Theory and algorithm development: Building on our initial success, we aim to develop a deeper understanding of the nature of the DTMGP models and construct a broader class of DTMGP models with more complex architectures. This will be mainly accomplished by exploring various equivalent expansions of TMGPs and architectures with skip connections or feedback, akin to ResNet or RNN in the deterministic setting. Furthermore, to address the challenge of prior design, we plan to work to understand how the priors (especially, the covariance kernel functions) of the GP units impact the prior of the overall DGP model.

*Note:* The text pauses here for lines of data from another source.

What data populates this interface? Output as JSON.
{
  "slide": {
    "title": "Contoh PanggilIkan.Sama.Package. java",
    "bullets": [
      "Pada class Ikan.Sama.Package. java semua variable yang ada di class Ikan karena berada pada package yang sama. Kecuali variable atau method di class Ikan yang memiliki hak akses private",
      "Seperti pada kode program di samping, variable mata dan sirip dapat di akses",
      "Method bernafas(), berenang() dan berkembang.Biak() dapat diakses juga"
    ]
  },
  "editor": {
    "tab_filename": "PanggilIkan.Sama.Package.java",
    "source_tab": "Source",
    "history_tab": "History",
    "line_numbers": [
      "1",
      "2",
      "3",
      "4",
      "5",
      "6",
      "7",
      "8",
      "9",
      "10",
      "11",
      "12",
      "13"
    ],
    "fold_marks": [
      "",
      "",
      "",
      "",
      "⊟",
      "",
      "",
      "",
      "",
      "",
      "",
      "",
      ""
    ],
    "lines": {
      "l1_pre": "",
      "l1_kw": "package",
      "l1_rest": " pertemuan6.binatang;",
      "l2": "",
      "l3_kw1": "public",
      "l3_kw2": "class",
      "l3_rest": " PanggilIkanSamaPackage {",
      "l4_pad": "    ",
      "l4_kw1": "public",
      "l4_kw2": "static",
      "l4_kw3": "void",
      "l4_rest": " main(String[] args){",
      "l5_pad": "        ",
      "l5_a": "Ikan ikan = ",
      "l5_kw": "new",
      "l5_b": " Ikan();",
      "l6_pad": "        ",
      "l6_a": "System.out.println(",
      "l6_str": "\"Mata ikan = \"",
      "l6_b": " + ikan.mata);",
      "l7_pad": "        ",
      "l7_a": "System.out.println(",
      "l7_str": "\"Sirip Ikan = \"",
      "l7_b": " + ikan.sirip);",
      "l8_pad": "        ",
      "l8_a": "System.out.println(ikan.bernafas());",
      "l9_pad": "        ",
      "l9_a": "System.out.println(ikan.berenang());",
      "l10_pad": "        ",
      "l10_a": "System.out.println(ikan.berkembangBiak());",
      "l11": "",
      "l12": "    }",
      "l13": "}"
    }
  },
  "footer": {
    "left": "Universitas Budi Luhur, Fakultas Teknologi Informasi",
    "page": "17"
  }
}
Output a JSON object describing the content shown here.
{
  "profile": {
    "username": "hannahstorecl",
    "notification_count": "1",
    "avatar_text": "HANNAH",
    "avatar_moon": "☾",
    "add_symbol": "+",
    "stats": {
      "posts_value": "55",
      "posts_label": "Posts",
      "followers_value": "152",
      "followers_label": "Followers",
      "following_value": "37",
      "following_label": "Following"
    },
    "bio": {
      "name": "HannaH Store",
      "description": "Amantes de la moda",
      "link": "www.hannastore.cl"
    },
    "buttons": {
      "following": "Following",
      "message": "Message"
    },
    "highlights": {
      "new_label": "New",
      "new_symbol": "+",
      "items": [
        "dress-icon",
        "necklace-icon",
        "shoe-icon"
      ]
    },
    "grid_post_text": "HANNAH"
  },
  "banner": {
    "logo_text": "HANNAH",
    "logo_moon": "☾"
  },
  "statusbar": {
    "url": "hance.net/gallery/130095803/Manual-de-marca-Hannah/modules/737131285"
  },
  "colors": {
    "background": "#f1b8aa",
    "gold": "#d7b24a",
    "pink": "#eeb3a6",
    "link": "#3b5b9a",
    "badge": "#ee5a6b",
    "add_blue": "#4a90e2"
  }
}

Applications to conditional generative tasks: While the primary motivation for studying DGPs in the literature so far has been uncertainty quantification for learning supervised classification/regression, the stochastic nature of these models also makes them natural candidates as generative models. While the general properties of DGPs as generative models are largely unknown, we are encouraged by our preliminary results on applying the DTMGP model to the MNIST dataset_ and the structural similarity between DGPs and the immensely popular Gaussian diffusion models.

Software development and validation: We plan to develop software tools that implement the proposed sparsely activated BNNs, which can be used for both regression and generative tasks. The software will be open sourced under the GNU-GPL license, and will be validated using real-world datasets from the state-of-the-art wireless communication and computer vision systems.